Libraries can—and must—play a role. The opportunity to lead is here. Will libraries lead from the front or wait for others to act?
If you’re in libraries, higher education, or research support, I’d love to hear from you:
- Are you seeing any quantum-related initiatives at your library or university?
- What role do you think libraries should play in quantum support?

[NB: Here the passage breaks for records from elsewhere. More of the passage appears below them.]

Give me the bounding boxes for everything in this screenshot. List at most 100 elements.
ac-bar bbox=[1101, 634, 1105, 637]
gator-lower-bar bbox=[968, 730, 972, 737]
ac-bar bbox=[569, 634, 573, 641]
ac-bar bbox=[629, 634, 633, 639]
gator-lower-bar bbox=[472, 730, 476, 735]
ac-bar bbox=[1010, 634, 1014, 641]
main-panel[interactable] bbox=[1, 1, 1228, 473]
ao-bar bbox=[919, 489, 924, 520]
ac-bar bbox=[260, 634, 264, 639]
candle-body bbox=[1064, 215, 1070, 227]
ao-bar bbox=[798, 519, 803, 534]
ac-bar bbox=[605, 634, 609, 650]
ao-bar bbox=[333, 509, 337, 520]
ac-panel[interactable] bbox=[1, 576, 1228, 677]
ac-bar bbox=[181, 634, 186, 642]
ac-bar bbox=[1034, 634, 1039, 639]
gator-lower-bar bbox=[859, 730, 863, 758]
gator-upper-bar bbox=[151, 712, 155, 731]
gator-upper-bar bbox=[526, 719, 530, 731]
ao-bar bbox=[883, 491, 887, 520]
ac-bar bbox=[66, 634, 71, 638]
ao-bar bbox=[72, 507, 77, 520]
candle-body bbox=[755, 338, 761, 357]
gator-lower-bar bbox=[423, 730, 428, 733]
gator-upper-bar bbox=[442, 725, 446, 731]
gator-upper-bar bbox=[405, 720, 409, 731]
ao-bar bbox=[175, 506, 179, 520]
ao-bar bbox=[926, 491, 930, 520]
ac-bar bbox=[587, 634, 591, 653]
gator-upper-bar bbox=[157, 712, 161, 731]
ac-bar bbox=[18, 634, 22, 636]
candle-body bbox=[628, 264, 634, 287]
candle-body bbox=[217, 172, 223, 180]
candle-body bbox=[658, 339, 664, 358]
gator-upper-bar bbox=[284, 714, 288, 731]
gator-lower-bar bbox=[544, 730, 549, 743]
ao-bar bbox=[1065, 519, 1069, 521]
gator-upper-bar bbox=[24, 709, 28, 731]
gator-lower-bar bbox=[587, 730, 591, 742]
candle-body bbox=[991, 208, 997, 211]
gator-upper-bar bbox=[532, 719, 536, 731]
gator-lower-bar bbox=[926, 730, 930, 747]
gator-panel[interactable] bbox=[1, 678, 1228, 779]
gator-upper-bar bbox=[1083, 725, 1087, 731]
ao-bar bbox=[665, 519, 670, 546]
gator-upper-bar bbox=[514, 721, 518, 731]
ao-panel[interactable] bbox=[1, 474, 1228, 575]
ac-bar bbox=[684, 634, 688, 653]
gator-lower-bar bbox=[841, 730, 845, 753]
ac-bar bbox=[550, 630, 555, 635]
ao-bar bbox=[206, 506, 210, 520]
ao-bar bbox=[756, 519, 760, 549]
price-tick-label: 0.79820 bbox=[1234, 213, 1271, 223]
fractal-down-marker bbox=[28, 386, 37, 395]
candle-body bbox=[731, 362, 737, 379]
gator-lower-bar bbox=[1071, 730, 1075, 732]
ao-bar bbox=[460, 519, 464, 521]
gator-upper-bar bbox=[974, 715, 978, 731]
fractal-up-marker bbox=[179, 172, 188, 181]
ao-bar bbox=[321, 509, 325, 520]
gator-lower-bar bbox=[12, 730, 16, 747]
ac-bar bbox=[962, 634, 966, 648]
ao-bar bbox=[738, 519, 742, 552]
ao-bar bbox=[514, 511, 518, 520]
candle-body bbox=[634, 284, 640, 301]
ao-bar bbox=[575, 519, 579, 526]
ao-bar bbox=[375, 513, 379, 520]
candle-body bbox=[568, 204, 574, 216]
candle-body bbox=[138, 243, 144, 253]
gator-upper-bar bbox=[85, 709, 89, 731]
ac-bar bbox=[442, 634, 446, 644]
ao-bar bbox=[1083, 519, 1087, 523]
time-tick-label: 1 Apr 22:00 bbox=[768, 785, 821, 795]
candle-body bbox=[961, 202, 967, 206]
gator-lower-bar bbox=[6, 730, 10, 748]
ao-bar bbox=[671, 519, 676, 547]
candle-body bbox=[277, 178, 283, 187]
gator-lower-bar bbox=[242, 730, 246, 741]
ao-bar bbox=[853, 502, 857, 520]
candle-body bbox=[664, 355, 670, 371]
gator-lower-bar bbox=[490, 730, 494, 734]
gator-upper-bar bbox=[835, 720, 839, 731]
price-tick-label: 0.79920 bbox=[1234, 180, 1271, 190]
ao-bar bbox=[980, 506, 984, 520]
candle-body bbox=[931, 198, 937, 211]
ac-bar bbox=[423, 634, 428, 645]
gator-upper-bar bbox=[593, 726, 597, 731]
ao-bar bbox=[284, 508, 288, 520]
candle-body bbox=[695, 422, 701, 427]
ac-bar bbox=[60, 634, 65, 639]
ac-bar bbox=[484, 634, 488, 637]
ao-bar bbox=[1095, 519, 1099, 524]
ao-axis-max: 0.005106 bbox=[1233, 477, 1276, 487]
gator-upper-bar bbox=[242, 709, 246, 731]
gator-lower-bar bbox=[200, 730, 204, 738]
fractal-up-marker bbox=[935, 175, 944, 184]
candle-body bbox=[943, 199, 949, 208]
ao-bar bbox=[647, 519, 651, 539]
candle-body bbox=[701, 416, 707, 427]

I’m committed to ensuring that libraries take an active role in shaping how AI and quantum computing converge. As quantum capabilities expand, they will supercharge AI, enabling faster model training, more complex simulations, and advances in areas like quantum machine learning (QML) and quantum neural networks. This shift will fundamentally alter how libraries support research and education. Through my work with C3 Innovation and collaboration with faculty on campus actively engaged in quantum initiatives, I’m focused on elevating quantum research and application at the institutional level. If libraries wait for these changes to arrive, they’ll be playing catch-up in a world that has already moved on. We must get on the train now by building quantum-ready infrastructures, supporting post-quantum cybersecurity, and positioning libraries as hubs for quantum-AI collaboration. By taking action today, libraries can own their future, not just react to it. This means establishing Quantum Development Labs, training Quantum Research Liaisons, and embedding libraries as core partners in NSF, DOE, and DARPA-funded AI-quantum hybrid projects. If libraries lead now, they won’t just survive the shift — they’ll define it.